I bought one tool on Ebay as well, which was legit, and it was a large seller but obviously not an authorized dealer…who knows where they get their stuff sometimes. I suggest if pursuing these avenues, use PayPal so you have one extra method of payment protection in case there’s a problem and the seller and/or platform don’t make it right. Going directly through your bank or card issuer is a major hassle with unpredictable results.
Adam
That makes a lot of sense about absorbing the stock.
As far as brown boxes, that is how they come if they are in a kit that isn’t in a blow molded case. It would be nice to have an office label on the outside, but either warranty purpose or from a kit, that is how they come if they aren’t meant for retail.
If Amazon fees weren’t so high, I’d sell my extra tools on there as well, but makes more sense to do it locally or other avenues. Lot of people just buying low, selling for a little higher. People know Amazon, but don’t know any better for warranty purposes, so items sell relatively quickly for flippers.
Liquidators would have a hard time selling on Amazon, as a majority of those are returns, and are at the very least opened to be tested & can’t be sold as new.
Amazon Seller
This is the most likely reason. I’m a fairly large Amazon seller and Amazon has lost tons of my products in their warehouses. They will either reimburse, or replace them. A lot of times if they reimburse and then find them later, they will just sell it themselves. It doesn’t seem like they had many of these, so this is probably what happened.
Stuart
It seems that Amazon has sold hundreds of these directly.
That’s got to be multiple pallets’ worth.
Jeremiah James McKenna
I’m always leery about buying anything Milwaukee Tool, that is marked as “new” from Amazon.
Milwaukee Tool does not allow their products to be sold on Amazon, and will not warranty them.
Me personally, I’d gladly pay the $2.03 for peace of mind, plus I don’t have to wait for it to be delivered.
JR Ramos
Not entirely true. And by law they are not allowed to reject warranty based on place of purchase (they can limit the duration, be more strict about providing a proof of purchase, and a couple other small things, but they can’t deny if the tool is of genuine manufacture and unaltered…there are exceptions with global market regions, though (as in cameras, etc).

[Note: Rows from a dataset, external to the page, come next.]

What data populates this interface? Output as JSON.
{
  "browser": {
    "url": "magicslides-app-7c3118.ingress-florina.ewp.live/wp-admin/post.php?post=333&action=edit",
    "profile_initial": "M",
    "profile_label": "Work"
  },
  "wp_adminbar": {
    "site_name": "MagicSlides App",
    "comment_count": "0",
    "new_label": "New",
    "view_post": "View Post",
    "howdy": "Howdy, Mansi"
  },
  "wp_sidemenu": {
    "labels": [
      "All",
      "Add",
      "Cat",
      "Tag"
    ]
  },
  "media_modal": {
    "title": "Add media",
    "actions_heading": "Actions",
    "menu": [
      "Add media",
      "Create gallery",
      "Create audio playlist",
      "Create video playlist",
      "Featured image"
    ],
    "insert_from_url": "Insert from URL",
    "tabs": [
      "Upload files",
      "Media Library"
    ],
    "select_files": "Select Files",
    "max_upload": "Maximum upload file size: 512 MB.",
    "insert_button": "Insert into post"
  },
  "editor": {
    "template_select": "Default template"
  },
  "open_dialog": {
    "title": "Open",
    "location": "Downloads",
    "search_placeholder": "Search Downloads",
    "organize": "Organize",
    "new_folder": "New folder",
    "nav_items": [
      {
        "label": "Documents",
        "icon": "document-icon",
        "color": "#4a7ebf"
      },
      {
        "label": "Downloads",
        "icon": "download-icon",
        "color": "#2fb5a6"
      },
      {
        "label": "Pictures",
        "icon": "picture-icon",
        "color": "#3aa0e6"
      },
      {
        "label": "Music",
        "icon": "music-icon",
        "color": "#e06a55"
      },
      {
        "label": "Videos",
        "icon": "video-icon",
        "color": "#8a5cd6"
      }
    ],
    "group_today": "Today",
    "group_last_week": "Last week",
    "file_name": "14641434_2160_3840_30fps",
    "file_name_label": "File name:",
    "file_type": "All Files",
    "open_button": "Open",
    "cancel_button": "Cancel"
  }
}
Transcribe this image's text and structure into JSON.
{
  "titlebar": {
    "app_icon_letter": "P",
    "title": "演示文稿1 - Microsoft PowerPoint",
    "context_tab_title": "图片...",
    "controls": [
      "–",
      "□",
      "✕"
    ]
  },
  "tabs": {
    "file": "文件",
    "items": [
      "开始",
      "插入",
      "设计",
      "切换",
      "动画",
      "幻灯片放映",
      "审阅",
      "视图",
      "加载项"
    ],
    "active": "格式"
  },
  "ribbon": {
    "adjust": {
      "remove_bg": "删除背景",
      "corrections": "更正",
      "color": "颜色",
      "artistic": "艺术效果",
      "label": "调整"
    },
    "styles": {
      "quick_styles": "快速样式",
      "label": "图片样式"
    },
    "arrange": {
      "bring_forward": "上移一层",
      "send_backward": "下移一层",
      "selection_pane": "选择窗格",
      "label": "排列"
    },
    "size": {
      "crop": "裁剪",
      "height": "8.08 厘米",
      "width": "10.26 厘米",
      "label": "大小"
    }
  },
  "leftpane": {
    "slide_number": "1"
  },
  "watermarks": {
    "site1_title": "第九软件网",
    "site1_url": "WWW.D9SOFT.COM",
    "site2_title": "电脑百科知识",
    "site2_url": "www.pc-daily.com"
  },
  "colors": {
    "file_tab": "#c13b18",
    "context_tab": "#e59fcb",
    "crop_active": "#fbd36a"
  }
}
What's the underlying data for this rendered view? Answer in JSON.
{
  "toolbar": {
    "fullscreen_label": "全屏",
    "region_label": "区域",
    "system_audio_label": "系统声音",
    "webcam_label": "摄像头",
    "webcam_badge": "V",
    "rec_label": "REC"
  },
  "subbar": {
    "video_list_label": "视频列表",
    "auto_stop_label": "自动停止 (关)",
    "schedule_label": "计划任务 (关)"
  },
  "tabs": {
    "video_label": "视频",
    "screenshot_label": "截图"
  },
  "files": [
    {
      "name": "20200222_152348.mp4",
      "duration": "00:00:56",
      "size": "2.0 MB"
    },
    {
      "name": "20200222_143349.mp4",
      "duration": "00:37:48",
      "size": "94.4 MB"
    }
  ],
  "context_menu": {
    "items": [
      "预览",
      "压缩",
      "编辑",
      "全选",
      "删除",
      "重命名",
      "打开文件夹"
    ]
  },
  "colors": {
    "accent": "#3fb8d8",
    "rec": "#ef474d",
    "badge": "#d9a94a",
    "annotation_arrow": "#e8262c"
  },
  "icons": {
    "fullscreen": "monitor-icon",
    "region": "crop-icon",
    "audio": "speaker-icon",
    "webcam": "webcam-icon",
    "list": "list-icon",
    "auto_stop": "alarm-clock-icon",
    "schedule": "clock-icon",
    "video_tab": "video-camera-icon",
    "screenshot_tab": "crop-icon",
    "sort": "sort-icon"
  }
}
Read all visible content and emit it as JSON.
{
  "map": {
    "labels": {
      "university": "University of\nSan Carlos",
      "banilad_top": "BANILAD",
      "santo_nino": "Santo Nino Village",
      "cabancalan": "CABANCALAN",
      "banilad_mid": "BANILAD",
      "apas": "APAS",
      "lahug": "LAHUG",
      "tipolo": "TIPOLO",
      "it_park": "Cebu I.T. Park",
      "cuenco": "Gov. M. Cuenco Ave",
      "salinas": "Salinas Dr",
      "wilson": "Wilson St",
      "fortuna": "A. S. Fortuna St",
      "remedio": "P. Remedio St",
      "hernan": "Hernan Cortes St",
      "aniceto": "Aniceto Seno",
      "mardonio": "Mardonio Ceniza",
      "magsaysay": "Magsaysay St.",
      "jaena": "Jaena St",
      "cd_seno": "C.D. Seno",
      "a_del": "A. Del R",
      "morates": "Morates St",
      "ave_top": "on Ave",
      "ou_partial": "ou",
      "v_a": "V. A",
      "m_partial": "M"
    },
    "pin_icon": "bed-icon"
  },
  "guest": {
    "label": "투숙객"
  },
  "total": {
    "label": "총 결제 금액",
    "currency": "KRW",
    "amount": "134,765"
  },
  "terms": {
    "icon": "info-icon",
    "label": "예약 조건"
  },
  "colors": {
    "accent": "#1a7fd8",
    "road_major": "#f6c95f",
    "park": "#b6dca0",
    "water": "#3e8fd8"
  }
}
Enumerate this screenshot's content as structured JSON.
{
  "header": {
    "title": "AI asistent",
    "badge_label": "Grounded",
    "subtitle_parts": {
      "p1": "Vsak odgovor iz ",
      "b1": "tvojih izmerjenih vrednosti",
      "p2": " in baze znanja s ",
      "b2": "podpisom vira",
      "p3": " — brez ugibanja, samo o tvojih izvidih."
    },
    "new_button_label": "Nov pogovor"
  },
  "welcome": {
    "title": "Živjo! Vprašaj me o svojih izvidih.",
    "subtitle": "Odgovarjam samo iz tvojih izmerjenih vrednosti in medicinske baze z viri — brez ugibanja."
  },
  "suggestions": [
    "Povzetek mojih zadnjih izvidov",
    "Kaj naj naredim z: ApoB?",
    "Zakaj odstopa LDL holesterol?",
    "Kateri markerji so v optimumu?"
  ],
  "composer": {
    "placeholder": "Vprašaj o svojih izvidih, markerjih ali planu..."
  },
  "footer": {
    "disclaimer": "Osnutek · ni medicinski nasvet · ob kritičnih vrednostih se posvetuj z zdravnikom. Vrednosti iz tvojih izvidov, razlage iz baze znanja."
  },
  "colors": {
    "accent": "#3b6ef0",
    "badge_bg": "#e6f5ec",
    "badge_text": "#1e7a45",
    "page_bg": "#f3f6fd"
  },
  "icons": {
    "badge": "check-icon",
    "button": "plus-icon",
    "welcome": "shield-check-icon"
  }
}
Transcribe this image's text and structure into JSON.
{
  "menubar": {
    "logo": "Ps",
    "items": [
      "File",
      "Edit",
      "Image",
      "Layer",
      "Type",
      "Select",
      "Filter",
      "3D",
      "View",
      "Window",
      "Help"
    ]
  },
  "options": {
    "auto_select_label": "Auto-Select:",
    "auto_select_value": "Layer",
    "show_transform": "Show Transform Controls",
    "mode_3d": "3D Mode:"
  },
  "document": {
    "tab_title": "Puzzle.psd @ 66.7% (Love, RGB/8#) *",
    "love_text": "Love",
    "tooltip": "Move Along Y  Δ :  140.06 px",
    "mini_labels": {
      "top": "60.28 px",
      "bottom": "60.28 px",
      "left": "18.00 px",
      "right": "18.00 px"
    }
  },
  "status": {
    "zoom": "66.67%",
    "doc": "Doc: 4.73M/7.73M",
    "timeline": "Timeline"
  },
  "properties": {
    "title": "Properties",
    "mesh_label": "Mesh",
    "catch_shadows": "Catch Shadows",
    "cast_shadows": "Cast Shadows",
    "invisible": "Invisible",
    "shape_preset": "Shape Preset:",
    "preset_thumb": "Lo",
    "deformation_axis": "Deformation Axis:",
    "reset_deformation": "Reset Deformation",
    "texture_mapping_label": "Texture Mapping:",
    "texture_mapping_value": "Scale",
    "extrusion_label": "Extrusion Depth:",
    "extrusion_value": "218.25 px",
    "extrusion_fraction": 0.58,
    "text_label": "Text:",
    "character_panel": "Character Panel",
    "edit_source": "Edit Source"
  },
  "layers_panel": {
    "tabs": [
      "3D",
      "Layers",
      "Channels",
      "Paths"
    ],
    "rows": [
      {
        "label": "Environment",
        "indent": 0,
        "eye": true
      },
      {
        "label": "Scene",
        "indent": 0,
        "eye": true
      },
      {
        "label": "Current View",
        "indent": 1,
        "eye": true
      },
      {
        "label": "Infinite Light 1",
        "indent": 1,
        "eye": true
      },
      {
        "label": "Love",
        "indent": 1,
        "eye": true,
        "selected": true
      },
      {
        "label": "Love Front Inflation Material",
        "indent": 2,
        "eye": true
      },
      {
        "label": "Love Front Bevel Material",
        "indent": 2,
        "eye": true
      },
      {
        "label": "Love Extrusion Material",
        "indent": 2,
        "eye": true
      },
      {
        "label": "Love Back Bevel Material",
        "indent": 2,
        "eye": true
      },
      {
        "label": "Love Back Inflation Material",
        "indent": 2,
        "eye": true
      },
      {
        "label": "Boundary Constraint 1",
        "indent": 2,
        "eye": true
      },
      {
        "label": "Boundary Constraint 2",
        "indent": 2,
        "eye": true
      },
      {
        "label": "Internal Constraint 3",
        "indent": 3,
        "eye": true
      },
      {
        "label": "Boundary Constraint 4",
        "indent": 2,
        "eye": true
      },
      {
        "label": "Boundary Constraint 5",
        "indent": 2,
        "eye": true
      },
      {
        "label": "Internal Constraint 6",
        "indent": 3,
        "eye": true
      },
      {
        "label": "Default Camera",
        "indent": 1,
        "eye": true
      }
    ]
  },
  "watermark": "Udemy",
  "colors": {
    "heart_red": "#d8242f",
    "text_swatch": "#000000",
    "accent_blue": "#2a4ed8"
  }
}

They don’t want them sold on Amazon because they want to protect their value image and distributor network/profit/agreements/promotions/MAP pricing restrictions, so it is “unauthorized.” Ostensibly they will tell you it is for your own good since their distributors have more knowledge and service so you don’t make a mistake. 🙂
They will warranty both the tools and the batteries even if purchased on Amazon or elsewhere, and they are new products. If they hedge or deny you can escalate that and they will do what’s legal and expected and generally take good care of you. They will also still service them where warranty claims are not relevant.